Hamline University President To Retire After Art Controversy

The president of Hamline University, who was widely chastised for her reaction to an art history professor who showed pupils a portrait of the Prophet Muhammad, announced her retirement on Monday (April 3).

The announcement comes more than two months after the faculty of St. Paul, Minnesota, the university called on President Fayneese Miller to resign immediately, saying they no longer had faith in her ability to lead the university.

Erika López Prater’s contract as an adjunct professor was not renewed last year after she showed a prized 14th-century painting of the Prophet Muhammad in her online art history class. The school labeled Prater ” Islamophobic, but that label was later retracted.

Miller defended his decision not to renew the professor’s contract, claiming that “respect, decency, and appreciation of religious and other differences should take precedence over academic freedom.”

Academics were outraged, claiming that the president was caving into student pressure while violating academic freedom and the obligation of faculty to teach students about complex issues without fear. Miller later retracted his statement, stating that academic freedom and student respect were critical.

Nonetheless, an international firestorm of criticism erupted. López Prater, for his part, filed a lawsuit, claiming religious discrimination and defamation.

Miller, who acknowledged that her departure was bittersweet, defended her conduct on Monday, blaming the media for creating a “false narrative.”

Hamline University President to Retire

“Hamline University believes in academic freedom,” she said. “Never has Hamline University violated anyone’s academic freedom. We also, however, believe that when we are in this space, those who come to us to learn, to be educated, and to take advantage of the opportunities that Hamline University provides need to be respected.”

Faculty who had called for Miller’s ouster said they took the resignation as a sign that the university might move on.

“There is quite a bit of uncertainty regarding what the coming year will bring, but we are hopeful about the long-term future,” said Mark Berkson, a Hamline professor who chairs the department of religion and teaches a class on Islam.

Erika López Prater, an adjunct lecturer, gave students a medieval painting representing the prophet receiving a revelation from the Angel Gabriel during a seminar in the spring of 2022.

The lecturer informed students in class and on her syllabus that she would show the image and that students who feel images of the prophet are prohibited from participating might opt out.

Despite this, student Aram Wedatalla complained to administrators that the painting was offensive and hurtful and that the instructor’s “trigger warning” was proof she shouldn’t have shown the images.

Todd Green, a scholar and executive director of America Indivisible, a nonprofit organization that combats anti-Muslim and other forms of bigotry, said the university now faces a massive challenge in regaining its footing and reputation.

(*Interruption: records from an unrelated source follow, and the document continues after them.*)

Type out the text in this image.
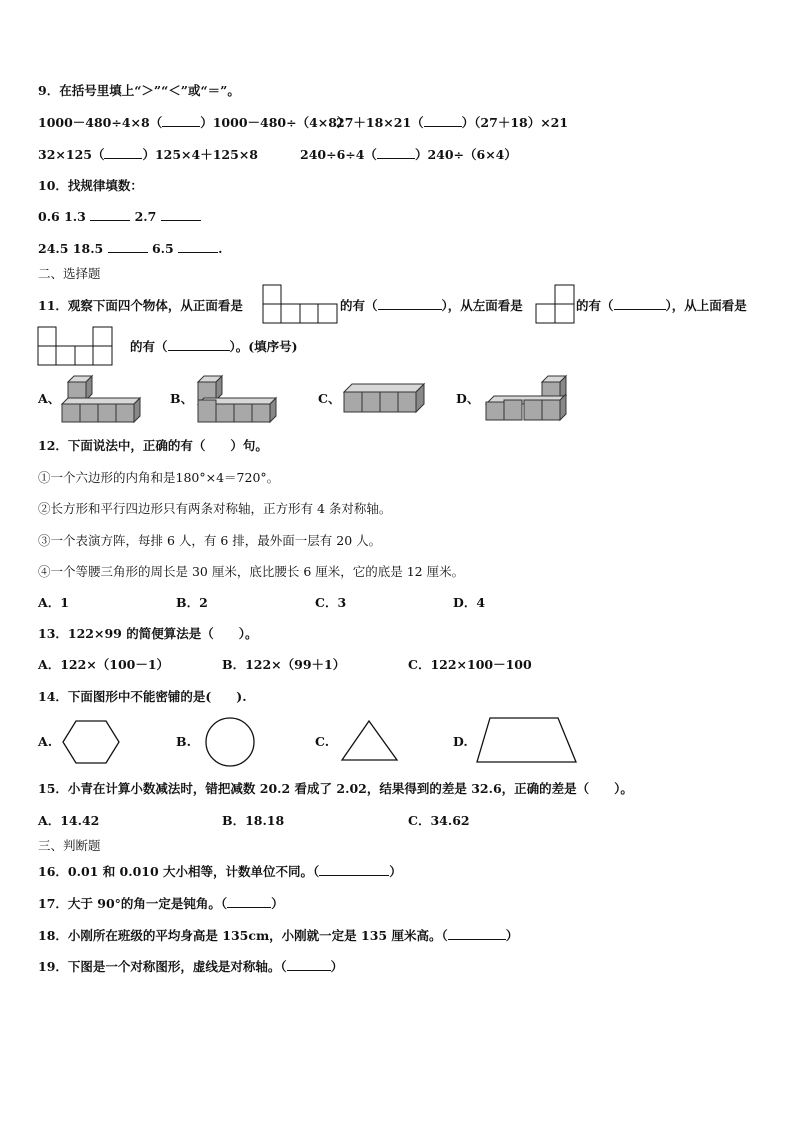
9．在括号里填上“＞”“＜”或“＝”。
1000－480÷4×8（	）1000－480÷（4×8）
27＋18×21（	）（27＋18）×21
32×125（	）125×4＋125×8	240÷6÷4（	）240÷（6×4）
10．找规律填数：
0.6 1.3	2.7
24.5 18.5	6.5	.
二、选择题
11．观察下面四个物体，从正面看是	的有（	），从左面看是	的有（	），从上面看是
的有（	）。(填序号)
A、	B、	C、	D、
12．下面说法中，正确的有（　　）句。
①一个六边形的内角和是180°×4＝720°。
②长方形和平行四边形只有两条对称轴，正方形有 4 条对称轴。
③一个表演方阵，每排 6 人，有 6 排，最外面一层有 20 人。
④一个等腰三角形的周长是 30 厘米，底比腰长 6 厘米，它的底是 12 厘米。
A．1	B．2	C．3	D．4
13．122×99 的简便算法是（　　）。
A．122×（100－1）	B．122×（99＋1）	C．122×100－100
14．下面图形中不能密铺的是(　　).
A.	B.	C.	D.
15．小青在计算小数减法时，错把减数 20.2 看成了 2.02，结果得到的差是 32.6，正确的差是（　　）。
A．14.42	B．18.18	C．34.62
三、判断题
16．0.01 和 0.010 大小相等，计数单位不同。（	）
17．大于 90°的角一定是钝角。（	）
18．小刚所在班级的平均身高是 135cm，小刚就一定是 135 厘米高。（	）
19．下图是一个对称图形，虚线是对称轴。（	）
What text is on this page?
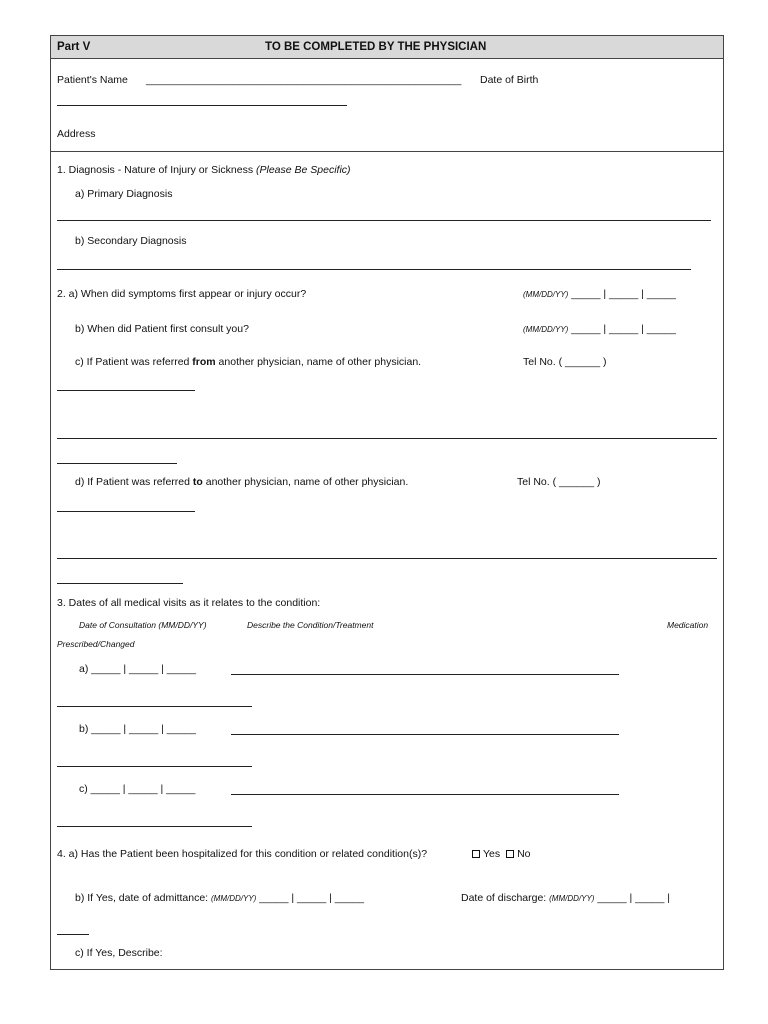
Part V	TO BE COMPLETED BY THE PHYSICIAN
Patient's Name ______________________________________________________ Date of Birth
Address
1. Diagnosis - Nature of Injury or Sickness (Please Be Specific)
a) Primary Diagnosis
b) Secondary Diagnosis
2. a) When did symptoms first appear or injury occur?	(MM/DD/YY) _____ | _____ | _____
b) When did Patient first consult you?	(MM/DD/YY) _____ | _____ | _____
c) If Patient was referred from another physician, name of other physician.	Tel No. ( ______ )
d) If Patient was referred to another physician, name of other physician.	Tel No. ( ______ )
3. Dates of all medical visits as it relates to the condition:
Date of Consultation (MM/DD/YY)	Describe the Condition/Treatment	Medication
Prescribed/Changed
a) _____ | _____ | _____
b) _____ | _____ | _____
c) _____ | _____ | _____
4. a) Has the Patient been hospitalized for this condition or related condition(s)?	Yes No
b) If Yes, date of admittance: (MM/DD/YY) _____ | _____ | _____	Date of discharge: (MM/DD/YY) _____ | _____ |
c) If Yes, Describe:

Miller, the school’s first African American president, had led the university since 2015. She was previously the founding chairman of ethnic studies at Brown University, where she taught for 20 years. She was dean of the University of Vermont’s College of Education and Social Services for nearly ten years.

According to Hamline Board of Trustees Chair Ellen Watters, Miller focused on the needs and well-being of Hamline students.